California bill increases Hollywood tax credits
LOS ANGELES (AP) — Gov. Jerry Brown headed to the cradle of the Hollywood film industry Thursday to sign legislation that more than triples the state's tax credit to $330 million a year for films and TV shows produced in California.
Warren Beatty joined prop makers, producers and others in the entertainment industry to watch Brown ink Assembly Bill 1839 as he sat at a desk in the courtyard of Hollywood's historic Chinese Theatre.
The law, which takes effect next year, increases the annual film and TV tax credit offered by California and eliminates a selection process producers complained is flawed and arbitrary.
Advocates say the new law is crucial to preventing other states and countries from continuing to lure away film and TV production by offering their own lucrative incentives.
"California is on the move and Hollywood is a very important part of that," an animated Brown said as he stood near the concrete-embedded footprints of Peter O'Toole and Mary Pickford before signing the bill.
He lavished praise on Republicans as well as his fellow Democrats for getting the measure passed, saying it will create thousands of jobs.

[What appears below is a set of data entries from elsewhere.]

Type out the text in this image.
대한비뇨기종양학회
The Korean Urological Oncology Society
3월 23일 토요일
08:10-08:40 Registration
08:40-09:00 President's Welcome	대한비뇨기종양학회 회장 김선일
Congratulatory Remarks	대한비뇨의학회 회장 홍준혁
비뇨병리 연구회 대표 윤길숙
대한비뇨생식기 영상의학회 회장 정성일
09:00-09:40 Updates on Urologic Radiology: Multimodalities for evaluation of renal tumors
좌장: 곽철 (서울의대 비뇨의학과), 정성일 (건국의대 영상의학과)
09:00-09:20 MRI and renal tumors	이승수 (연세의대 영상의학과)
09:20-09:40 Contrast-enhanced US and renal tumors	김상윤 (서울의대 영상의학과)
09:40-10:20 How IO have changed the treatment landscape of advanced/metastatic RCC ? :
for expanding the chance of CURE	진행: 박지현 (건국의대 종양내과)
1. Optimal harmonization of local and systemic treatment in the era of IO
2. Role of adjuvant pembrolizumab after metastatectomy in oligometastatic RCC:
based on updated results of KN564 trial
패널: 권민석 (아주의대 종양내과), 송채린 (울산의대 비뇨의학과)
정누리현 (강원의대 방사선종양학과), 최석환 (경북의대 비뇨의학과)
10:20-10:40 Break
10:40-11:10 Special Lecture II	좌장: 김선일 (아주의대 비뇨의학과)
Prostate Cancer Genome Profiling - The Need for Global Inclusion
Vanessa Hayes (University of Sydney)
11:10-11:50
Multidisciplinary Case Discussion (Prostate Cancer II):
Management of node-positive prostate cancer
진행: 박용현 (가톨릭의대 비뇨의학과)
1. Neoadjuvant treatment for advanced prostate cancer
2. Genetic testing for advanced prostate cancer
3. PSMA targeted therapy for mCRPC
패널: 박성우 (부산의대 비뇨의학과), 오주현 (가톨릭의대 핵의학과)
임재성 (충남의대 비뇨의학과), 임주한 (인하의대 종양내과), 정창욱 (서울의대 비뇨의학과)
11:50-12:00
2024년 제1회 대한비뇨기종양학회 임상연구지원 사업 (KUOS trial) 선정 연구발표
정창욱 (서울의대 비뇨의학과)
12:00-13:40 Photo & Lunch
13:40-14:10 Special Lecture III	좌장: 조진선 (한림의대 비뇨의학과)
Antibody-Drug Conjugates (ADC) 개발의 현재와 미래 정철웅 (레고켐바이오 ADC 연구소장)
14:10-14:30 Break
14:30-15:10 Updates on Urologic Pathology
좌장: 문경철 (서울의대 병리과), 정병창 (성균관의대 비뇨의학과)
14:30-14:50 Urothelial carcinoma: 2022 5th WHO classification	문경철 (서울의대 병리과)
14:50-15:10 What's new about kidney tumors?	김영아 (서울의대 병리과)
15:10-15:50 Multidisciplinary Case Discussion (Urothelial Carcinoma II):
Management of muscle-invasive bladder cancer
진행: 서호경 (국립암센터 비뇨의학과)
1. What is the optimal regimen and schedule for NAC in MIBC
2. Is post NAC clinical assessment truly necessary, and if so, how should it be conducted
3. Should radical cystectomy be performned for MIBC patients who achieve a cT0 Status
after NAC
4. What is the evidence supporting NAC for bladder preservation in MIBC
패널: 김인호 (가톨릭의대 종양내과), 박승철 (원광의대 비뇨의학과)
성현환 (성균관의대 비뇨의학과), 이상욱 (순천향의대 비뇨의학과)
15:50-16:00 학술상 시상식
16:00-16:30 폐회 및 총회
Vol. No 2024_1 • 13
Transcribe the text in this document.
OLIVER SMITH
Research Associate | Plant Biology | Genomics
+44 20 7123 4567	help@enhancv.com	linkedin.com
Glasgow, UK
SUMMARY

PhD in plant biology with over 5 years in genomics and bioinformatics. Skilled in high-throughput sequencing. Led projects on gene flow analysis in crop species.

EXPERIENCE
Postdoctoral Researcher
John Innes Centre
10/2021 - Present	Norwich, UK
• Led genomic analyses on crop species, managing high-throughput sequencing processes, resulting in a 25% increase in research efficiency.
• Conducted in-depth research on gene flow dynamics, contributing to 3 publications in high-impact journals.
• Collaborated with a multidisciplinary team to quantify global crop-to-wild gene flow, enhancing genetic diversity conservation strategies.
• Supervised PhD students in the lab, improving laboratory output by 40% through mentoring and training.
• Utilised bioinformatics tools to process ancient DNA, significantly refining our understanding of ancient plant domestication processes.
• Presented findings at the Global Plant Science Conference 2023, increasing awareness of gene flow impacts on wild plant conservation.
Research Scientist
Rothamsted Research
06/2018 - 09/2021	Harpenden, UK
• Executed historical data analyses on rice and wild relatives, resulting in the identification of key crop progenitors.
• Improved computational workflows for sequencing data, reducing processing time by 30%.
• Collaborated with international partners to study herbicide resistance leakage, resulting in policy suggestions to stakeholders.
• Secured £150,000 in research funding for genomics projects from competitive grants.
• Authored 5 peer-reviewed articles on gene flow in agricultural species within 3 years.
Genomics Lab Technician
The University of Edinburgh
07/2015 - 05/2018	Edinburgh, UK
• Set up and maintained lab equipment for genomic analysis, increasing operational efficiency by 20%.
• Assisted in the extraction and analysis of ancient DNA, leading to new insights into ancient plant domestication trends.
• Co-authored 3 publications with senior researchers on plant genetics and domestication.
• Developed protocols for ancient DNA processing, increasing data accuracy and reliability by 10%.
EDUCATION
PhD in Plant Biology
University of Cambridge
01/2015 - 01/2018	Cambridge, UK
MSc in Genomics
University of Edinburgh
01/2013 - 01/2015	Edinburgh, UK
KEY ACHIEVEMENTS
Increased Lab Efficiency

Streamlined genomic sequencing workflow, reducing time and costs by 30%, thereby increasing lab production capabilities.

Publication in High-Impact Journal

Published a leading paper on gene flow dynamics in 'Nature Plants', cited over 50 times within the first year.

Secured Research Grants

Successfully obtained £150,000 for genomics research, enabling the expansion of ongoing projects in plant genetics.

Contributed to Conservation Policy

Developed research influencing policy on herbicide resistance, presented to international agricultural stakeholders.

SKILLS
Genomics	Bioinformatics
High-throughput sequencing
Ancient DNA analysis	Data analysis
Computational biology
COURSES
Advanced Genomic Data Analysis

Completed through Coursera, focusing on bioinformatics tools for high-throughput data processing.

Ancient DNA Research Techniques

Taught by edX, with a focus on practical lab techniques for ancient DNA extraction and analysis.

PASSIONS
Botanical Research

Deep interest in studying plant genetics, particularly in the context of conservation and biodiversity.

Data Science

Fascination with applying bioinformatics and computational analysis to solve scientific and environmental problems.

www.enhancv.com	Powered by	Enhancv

"It isn't just government, it isn't just people in business, it isn't just labor unions, it's all of us working together," Brown said.
Under the new law, a lottery system used to award tax credits is being replaced by one based on the number of jobs a production creates and its overall positive impact on the state. Tax credits will also be allowed for bigger-budget productions than in the past.
Nearly a dozen speakers preceded Brown to the podium at the TLC Chinese Theatre IMAX as people dressed as Superman and other movie characters strolled by on Hollywood Boulevard.
Renata Ray, a prop master on TV's "Pretty Little Liars," tearfully recounted having to work out of state while her mother was at home dying of cancer because there were no jobs available in Hollywood at the time.
State Senate Minority Leader Bob Huff, R-Diamond Bar, has said that in-state film production has dropped by nearly half during the past 15 years. This year, California approved 26 projects for tax credits out of the nearly 500 that applied.